A stakeholder can transfer the right to generate blocks by creating a proxy signing key that allows the delegate to sign messages of the form \((st,d,sl_j)\) (i.e., the format of messages signed in Protocol \(\pi _{{\text {DPoS}}}\) to authenticate a block). In order to limit the delegate’s block generation power to a certain range of epochs/slots, the stakeholder can limit the proxy signing key’s valid message space to strings ending with a slot number \(sl_j\) within a specific range of values. The delegate can use a proxy signing key from a given stakeholder to simply run Protocol \(\pi _{{\text {DPoS}}}\) on her behalf, signing the blocks this stakeholder was elected to generate with the proxy signing key. This simple scheme is secure due to the Verifiability and Prevention of Misuse properties of proxy signature schemes, which ensure that any stakeholder can verify that a proxy signing key was actually issued by a specific stakeholder to a specific delegate and that the delegate can only use these keys to sign messages inside the key’s valid message space, respectively. We remark that while proxy signatures can be described as a high level generic primitive, it is easy to construct such schemes from standard digital signature schemes through delegation-by-proxy as shown in [7]. In this construction, a stakeholder signs a certificate specifying the delegates identity (e.g., its public key) and the valid message space. Later on, the delegate can sign messages within the valid message space by providing signatures for these messages under its own public key along with the signed certificate. As an added advantage, proxy signature schemes can also be built from aggregate signatures in such a way that signatures generated under a proxy signing key have essentially the same size as regular signatures [7].

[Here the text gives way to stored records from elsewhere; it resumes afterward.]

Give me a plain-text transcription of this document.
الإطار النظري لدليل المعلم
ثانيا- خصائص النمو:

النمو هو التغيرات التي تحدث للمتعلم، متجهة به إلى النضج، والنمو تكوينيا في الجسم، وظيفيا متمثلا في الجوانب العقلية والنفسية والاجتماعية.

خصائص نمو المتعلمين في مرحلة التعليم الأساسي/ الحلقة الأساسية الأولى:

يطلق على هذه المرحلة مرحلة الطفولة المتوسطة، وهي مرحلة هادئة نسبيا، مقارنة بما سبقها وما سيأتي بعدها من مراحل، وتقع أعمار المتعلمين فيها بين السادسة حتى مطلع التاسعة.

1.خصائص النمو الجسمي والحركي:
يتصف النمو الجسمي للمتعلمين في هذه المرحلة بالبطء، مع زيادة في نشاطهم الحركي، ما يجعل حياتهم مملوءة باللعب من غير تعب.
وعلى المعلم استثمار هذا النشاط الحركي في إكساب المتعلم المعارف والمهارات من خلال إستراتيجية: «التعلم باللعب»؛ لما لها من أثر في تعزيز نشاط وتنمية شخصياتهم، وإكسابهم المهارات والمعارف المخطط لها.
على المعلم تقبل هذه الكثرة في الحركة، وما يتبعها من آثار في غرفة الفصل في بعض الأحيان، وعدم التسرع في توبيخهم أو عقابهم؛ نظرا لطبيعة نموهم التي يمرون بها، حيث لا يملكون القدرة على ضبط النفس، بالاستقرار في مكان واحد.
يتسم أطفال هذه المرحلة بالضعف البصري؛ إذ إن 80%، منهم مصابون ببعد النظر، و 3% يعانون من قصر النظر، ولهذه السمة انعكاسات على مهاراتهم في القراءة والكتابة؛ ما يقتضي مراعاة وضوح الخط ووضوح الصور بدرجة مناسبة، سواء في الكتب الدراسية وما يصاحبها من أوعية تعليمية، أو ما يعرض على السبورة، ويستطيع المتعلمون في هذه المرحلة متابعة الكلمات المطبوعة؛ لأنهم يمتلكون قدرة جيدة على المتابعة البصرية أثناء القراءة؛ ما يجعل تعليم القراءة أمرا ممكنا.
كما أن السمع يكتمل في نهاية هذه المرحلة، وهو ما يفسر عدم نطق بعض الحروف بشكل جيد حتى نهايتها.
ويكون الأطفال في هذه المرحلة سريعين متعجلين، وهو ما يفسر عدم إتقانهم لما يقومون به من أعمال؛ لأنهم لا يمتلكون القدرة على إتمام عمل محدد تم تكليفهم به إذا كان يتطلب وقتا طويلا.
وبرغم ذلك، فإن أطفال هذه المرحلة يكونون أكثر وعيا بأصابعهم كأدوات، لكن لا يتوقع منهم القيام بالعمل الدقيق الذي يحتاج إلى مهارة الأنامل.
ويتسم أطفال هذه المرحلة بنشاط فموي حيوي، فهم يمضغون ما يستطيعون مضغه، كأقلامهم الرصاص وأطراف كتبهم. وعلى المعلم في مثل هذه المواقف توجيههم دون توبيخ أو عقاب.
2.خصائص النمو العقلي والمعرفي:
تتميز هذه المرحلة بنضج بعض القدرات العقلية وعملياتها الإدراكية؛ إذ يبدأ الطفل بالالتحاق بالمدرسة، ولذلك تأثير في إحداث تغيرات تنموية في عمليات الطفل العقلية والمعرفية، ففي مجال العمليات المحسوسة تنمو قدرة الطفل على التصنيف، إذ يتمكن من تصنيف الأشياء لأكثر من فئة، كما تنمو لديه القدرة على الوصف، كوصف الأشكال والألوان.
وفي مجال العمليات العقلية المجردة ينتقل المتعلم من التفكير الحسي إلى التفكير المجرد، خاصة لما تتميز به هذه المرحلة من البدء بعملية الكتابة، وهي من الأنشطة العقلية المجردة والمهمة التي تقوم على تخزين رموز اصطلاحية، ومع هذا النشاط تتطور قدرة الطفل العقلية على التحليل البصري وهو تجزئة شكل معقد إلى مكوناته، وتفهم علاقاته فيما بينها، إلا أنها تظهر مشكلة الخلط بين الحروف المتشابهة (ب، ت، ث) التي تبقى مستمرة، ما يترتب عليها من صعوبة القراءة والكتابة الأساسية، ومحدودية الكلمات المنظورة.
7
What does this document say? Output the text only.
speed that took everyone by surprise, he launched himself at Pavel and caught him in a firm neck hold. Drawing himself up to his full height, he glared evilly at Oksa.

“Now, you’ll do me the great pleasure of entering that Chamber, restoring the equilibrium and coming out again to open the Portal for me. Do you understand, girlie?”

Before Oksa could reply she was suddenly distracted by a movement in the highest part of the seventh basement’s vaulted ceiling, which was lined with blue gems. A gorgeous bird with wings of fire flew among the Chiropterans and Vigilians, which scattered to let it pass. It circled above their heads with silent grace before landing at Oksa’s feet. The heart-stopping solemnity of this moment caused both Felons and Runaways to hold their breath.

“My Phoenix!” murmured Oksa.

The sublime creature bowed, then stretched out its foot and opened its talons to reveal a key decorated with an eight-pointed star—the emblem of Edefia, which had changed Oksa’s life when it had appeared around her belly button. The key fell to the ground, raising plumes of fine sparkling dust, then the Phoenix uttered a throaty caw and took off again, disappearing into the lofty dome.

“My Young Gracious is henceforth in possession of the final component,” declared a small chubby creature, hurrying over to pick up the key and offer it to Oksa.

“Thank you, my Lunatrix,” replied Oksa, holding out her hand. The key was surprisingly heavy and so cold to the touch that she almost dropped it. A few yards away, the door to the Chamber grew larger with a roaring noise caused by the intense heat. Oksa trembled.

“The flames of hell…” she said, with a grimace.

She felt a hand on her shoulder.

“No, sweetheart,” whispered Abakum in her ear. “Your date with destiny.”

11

An important consideration in the above setting is the fact that a stakeholder may want to withdraw her support to a stakeholder prior to its proxy signing key expiration. Observe that proxy signing keys can be uniquely identified and thus they may be revoked by a certificate revocation list within the blockchain.

Eligibility Threshold. Delegation as described above can ameliorate fragmentation that may occur in the stake distribution. Nevertheless, this does not prevent a malicious stakeholder from dividing its stake to multiple accounts and, by refraining from delegation, induce a very large committee size. To address this, as mentioned above, a threshold T, say \(1\%\), may be applied. This means that any delegate representing less a fraction less than T of the total stake is automatically barred from being a committee member. This can be facilitated by redistributing the voting rights of delegates representing less than T to other delegates in a deterministic fashion (e.g., starting from those with the highest stake and breaking ties according to lexicographic order). Suppose that a committee has been formed, \(C_1,\ldots , C_m\), from a total of k draws of weighing by stake. Each committee member will hold \(k_i\) such votes where \(\sum ^m_{i=1} k_i = k\). Based on the eligibility threshold above it follows that \(m\le T^{-1}\) (the maximum value is the case when all stake is distributed in \(T^{-1}\) delegates each holding T of the stake).